Wanneer u voor een kanteltafeltest gaat, kunt u het volgende verwachten:
- Je gaat op een speciale tafel liggen en een medische professional bevestigt verschillende monitoren aan je lichaam. Deze omvatten een bloeddrukmanchet, elektrocardiogram (ECG) -draden en een zuurstofverzadigingssonde. Iemand kan ook een intraveneuze (IV) lijn in uw arm starten, zodat u indien nodig medicijnen kunt krijgen.
- Een verpleegster kantelt of verplaatst de tafel zodat uw hoofd ongeveer 30 graden boven de rest van uw lichaam staat. De verpleegster controleert uw vitale functies.

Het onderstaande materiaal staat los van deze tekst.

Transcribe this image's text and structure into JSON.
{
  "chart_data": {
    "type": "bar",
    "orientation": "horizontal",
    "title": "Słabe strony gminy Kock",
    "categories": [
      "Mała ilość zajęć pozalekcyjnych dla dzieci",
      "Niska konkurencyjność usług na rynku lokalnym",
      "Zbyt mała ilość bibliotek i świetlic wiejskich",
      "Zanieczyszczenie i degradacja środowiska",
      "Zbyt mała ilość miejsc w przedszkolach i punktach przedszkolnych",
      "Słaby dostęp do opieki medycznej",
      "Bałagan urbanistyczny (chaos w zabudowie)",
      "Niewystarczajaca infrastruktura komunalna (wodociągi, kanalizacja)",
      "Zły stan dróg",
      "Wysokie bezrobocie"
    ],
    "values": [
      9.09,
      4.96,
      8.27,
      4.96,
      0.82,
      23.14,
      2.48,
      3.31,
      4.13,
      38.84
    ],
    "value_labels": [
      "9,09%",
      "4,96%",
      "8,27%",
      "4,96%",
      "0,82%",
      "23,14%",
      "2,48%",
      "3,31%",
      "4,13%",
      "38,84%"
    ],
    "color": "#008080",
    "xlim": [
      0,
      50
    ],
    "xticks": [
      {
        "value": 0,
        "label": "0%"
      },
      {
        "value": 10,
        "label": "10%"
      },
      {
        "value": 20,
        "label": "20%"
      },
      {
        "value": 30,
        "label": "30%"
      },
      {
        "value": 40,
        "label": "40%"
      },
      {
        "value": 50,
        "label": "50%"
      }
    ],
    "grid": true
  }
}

- Een verpleegster blijft de tafel ongeveer 60 graden of meer omhoog kantelen, waardoor u in wezen rechtop gaat staan. Ze meten herhaaldelijk uw bloeddruk, hartslag en zuurstofniveau om te detecteren of er veranderingen zijn.
- Als uw bloeddruk op enig moment te veel daalt of als u zich zwak voelt, zal een verpleegster de tafel terugzetten naar de startpositie. Dit zal je idealiter helpen om je beter te voelen.
- Als je je vitale functies niet verandert en je voelt je nog steeds goed nadat de tafel is verschoven, ga je door naar het tweede deel van de test. Mensen die al symptomen hebben gehad, hebben het tweede deel van de test echter niet nodig om te laten zien hoe hun vitale functies veranderen wanneer ze in positie bewegen.
- Een verpleegster zal een medicijn genaamd isoproterenol (Isuprel) toedienen waardoor uw hart sneller en harder gaat kloppen. Dit effect is vergelijkbaar met dat van zware lichamelijke activiteit.
- De verpleegkundige herhaalt de kanteltafeltest door de hoek te vergroten tot 60 graden. Je zult waarschijnlijk ongeveer 15 minuten op deze hoogte blijven om te bepalen of je een reactie krijgt op de positieverandering.
De test duurt meestal ongeveer anderhalf uur als u geen veranderingen in uw vitale functies heeft. Als uw vitale functies veranderen of als u zich niet goed voelt tijdens de test, stopt een verpleegkundige de test.
Na de test
Nadat de test voorbij is of als u zich tijdens de test flauw voelt, kunnen een verpleegkundige en andere medische professionals u naar een ander bed of stoel verplaatsen. U wordt waarschijnlijk gevraagd om 30 tot 60 minuten in het herstelgebied van de faciliteit te blijven.
Soms voelen mensen zich misselijk nadat ze een kanteltafeltest hebben voltooid. In dat geval kan een verpleegkundige u medicijnen tegen misselijkheid geven.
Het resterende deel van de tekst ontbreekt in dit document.